During our time in the movement, we have been discouraged from reaching out and being authentic about our current struggles because, “You’re off your meds – we need to show people that they’ll get better once they get off their meds.” We have been told that our stories are not useful, that they do not serve a political or economic purpose, or that they are not deserving of sympathy/empathy from an audience. “People who don’t work hard are just not likeable narrators,” we are told. Or we are told that in order to be effective advocates we need to be able to demonstrate professionalism, level-headedness, to “pass as sane” or show that we are recovered. We’re reminded that people won’t take us seriously if we are visibly in distress, if our madness becomes visible.

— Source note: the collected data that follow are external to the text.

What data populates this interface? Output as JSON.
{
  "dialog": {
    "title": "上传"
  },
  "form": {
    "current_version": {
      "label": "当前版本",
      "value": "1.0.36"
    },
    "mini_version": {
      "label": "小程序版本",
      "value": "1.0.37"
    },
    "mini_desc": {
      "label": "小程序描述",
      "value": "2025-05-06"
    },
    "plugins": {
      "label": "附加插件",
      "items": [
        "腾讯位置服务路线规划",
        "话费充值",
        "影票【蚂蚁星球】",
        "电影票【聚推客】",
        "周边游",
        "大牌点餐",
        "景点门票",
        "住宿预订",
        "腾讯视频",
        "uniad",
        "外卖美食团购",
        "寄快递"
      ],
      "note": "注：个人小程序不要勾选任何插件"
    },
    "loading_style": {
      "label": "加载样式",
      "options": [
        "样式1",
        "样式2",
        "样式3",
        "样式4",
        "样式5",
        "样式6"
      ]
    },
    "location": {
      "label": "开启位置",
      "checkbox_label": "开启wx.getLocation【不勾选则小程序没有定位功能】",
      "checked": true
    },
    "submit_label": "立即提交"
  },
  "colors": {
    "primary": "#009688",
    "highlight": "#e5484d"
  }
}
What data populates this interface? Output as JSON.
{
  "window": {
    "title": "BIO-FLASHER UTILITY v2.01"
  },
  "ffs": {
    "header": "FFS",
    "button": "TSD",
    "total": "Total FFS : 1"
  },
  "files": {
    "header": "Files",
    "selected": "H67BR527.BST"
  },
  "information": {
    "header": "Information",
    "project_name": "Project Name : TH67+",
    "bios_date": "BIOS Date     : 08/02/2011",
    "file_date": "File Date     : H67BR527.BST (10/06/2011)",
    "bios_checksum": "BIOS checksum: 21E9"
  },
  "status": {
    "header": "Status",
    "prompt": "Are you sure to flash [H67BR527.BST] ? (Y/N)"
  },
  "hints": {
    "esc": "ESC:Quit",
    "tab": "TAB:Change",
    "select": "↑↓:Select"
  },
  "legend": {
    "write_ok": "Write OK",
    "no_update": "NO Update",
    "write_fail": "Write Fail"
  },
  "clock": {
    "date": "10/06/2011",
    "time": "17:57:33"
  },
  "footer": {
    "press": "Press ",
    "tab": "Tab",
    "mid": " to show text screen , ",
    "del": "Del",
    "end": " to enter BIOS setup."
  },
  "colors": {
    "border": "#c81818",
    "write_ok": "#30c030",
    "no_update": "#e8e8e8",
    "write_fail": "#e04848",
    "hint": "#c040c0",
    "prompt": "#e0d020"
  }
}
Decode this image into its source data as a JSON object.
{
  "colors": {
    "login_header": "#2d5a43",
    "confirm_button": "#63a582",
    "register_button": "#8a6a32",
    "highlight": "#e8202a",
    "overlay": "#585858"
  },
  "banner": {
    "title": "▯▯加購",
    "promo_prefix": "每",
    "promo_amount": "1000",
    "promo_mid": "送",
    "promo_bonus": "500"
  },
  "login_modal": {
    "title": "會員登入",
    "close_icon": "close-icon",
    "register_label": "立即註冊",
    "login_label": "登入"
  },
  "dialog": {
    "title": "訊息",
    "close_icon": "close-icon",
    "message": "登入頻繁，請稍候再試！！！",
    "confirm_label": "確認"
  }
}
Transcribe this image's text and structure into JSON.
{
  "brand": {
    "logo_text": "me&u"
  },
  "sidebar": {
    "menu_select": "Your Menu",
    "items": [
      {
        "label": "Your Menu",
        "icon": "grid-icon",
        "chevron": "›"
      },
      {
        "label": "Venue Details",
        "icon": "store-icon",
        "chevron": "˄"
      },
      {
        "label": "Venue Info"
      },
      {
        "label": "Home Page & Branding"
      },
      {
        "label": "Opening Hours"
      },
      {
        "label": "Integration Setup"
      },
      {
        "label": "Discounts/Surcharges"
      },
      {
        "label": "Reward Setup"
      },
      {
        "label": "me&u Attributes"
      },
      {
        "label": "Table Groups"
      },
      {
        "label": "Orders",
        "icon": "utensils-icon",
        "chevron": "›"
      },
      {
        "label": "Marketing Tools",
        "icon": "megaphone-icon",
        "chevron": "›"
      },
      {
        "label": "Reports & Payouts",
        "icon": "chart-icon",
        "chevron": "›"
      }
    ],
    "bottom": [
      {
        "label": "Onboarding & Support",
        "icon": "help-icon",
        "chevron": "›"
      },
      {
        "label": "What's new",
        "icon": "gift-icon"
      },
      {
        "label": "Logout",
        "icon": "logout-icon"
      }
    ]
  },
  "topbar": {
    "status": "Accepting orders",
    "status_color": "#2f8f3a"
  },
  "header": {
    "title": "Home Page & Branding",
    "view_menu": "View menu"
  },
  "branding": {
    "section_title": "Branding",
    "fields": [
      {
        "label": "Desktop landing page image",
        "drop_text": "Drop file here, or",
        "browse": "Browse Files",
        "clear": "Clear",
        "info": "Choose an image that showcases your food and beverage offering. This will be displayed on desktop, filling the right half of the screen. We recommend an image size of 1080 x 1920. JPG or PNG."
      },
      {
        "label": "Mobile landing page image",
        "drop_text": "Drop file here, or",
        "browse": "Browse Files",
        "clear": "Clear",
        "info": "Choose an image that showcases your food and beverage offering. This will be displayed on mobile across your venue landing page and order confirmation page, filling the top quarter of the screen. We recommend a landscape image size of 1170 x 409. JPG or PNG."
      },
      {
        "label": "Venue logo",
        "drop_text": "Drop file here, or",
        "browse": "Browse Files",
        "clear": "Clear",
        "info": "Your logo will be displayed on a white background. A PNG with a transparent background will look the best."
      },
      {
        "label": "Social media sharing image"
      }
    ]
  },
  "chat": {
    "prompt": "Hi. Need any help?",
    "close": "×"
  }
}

About a year ago we started Radical Abolitionist, a cognitive liberty blogspace. When it was conceived, we imagined sharing stories of resistance to paternalism and force, not stories of recovery. Narrative is an important tool of any movement, and in advocating for civil rights we need much more than just recovery narratives. We need victim narratives, liberation narratives, resistance narratives, accountability narratives, restorative justice narratives, prophetic narratives, acceptance narratives, inclusion narratives, even vengeance narratives. Our movement will grow and thrive when everyone who is marginalized by sanism and ableism has a voice with resonance, whether it conforms to a prescribed narrative or not.
Kaz DeWolfe and The Borderline Academic are activists, advocates, and co-founders of Radical Abolitionist, a cognitive liberty blogspace.